Lucy Peck, 27, of Logan, Utah, became a first-time mom on July 29, when she and her husband, Aaron, welcomed Dexter Aaron Peck into their lives.

But after the baby comes, I'm still going to have to pay rent and buy groceries. Jobs are super scarce in my small town. I wouldn't mind moving, but even that costs money. I fully intend to breastfeed this little one, so diapers will be our biggest expense for a while. We've already cut back on a lot just trying to prepare. Man, I thought being married and independent was scary. This is way worse.

I'm a planner — I like to have things planned a month or more in advance. I like to know what's coming. But when I try to plan for this fall, I hit a wall. I have absolutely no idea what we'll be doing or where we'll be — it's as if my life stops after the baby is born. I can plan up to the point of a few weeks after taking him home, and that's it. Brick wall. And that scares me.

I try to tell myself that we'll be fine, life won't end in August. If anything we'll still be doing the same things we've done for the past three years in the fall — going to football games, the farmers market, corn mazes. But when I try to visualize it, I smack right into that wall. Maybe it's there because I've never experienced life with a baby before, and I have no way of visualizing it. If that's true, then I have nothing to be afraid of. Right?

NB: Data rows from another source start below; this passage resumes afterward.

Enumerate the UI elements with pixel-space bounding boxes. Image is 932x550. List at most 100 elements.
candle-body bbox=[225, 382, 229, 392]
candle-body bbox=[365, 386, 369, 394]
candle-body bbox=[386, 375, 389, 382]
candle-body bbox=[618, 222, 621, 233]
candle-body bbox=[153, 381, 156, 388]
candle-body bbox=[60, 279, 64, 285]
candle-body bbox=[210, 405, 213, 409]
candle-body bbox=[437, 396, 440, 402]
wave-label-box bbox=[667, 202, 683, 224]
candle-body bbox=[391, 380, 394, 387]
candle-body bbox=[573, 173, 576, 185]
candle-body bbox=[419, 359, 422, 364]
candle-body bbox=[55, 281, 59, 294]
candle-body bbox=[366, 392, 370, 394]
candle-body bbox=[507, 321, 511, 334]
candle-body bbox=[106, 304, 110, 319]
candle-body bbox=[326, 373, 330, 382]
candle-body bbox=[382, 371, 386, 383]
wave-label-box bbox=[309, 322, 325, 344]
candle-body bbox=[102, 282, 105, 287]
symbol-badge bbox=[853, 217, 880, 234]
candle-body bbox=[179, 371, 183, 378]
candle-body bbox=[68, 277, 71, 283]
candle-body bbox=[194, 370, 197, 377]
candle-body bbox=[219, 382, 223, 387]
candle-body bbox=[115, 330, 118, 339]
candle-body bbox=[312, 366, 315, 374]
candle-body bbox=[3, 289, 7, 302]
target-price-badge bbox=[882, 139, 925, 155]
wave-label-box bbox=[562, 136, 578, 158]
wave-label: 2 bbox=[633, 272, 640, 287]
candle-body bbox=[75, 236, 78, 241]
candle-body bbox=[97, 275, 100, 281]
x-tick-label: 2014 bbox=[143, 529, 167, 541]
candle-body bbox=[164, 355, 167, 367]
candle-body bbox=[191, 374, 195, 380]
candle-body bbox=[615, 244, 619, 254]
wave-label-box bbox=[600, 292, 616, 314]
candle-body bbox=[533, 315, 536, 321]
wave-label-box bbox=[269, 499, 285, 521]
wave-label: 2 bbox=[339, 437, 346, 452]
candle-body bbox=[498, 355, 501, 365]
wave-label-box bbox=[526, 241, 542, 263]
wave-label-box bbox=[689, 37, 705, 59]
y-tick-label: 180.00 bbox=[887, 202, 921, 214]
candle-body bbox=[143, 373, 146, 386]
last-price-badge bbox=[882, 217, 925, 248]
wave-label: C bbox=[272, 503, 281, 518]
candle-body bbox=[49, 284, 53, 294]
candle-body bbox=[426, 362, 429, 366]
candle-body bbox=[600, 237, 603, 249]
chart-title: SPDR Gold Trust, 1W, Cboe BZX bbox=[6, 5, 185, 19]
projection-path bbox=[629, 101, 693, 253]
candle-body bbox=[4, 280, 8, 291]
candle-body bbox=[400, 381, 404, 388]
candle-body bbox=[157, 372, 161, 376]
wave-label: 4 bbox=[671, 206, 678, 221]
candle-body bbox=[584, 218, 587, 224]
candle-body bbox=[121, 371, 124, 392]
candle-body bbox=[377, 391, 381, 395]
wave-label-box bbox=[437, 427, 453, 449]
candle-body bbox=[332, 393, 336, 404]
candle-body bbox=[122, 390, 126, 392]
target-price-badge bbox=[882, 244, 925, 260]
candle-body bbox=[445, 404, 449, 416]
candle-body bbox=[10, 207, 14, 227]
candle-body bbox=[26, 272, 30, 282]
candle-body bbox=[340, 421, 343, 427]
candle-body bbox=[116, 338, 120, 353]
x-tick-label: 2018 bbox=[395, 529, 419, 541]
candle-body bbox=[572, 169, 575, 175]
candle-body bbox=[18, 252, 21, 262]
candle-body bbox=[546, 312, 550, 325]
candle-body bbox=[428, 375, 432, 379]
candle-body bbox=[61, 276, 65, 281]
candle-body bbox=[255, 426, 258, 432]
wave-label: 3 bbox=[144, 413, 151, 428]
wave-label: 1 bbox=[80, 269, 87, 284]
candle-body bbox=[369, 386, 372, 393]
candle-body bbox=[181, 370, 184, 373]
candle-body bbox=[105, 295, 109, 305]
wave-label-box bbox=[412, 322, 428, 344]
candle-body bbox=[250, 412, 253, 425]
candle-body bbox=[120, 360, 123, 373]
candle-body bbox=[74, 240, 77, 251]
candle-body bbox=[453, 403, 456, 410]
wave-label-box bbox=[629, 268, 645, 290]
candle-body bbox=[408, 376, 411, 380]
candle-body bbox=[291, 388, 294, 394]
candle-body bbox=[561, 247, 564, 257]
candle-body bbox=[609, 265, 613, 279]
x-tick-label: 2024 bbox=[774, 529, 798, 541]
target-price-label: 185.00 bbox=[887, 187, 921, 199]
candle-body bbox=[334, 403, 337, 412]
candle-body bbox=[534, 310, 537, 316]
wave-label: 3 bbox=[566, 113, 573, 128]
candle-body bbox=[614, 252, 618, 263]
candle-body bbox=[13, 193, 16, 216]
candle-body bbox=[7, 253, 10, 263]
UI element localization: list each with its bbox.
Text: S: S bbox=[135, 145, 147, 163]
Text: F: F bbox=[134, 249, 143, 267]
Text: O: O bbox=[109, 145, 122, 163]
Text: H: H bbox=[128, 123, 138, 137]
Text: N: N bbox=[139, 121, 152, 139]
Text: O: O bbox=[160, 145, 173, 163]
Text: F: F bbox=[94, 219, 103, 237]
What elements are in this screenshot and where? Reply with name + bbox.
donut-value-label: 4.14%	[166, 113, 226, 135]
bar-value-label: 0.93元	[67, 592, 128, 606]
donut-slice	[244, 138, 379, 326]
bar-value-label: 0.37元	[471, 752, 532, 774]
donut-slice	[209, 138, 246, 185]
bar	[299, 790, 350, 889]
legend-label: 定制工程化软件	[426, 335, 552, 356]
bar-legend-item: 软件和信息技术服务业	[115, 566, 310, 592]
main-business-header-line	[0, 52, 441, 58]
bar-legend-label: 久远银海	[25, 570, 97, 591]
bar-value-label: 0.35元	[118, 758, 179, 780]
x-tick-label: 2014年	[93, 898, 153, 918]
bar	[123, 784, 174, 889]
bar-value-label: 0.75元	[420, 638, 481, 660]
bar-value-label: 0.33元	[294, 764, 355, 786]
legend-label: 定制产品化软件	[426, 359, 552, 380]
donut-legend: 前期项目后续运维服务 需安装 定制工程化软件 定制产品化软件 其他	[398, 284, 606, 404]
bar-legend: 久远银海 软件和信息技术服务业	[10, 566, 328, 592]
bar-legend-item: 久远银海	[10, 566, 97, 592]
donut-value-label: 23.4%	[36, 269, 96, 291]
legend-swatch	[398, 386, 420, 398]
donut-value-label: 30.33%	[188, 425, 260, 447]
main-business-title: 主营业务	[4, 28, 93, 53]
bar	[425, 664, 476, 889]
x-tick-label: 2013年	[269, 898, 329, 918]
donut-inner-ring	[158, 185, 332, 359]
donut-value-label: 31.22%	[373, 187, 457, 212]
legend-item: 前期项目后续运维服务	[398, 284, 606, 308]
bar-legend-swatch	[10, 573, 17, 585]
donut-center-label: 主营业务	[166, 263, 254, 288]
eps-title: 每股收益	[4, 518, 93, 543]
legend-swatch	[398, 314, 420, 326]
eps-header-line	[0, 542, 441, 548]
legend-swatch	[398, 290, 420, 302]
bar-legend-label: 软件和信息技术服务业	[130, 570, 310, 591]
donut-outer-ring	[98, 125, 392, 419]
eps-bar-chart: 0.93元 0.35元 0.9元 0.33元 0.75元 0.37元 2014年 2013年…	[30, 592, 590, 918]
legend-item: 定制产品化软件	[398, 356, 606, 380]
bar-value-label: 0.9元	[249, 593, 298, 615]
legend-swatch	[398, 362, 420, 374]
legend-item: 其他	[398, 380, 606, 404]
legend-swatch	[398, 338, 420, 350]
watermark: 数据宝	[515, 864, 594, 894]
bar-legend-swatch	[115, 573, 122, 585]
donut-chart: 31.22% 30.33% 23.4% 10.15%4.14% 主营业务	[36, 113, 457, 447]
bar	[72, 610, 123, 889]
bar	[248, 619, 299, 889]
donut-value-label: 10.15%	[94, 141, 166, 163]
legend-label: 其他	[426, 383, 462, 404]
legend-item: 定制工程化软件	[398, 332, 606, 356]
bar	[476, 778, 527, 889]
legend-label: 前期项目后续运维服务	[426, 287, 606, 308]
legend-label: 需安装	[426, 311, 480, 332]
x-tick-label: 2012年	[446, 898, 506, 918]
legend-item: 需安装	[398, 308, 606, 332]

I try not to concentrate on my fears about the future. I try to keep a positive attitude and do my best to prepare what I can. My husband has been lucky enough to have a few job interviews lately. Who knows, our situation could change drastically before baby with a job. It's hard not to daydream about a future like that. But we've been down that road before, and it's not an easy one to walk back on.

So, we keep on doing what we've been doing — finding happy moments every day. The best are when the baby is active. It looks like he's trying to escape, Aliens style. That's my boy, inspiring movie references before he's even arrived. He truly is his father's son, and I can't wait to meet him. No matter what comes after those first few weeks, I will treasure them forever and raise our son with all the love I have.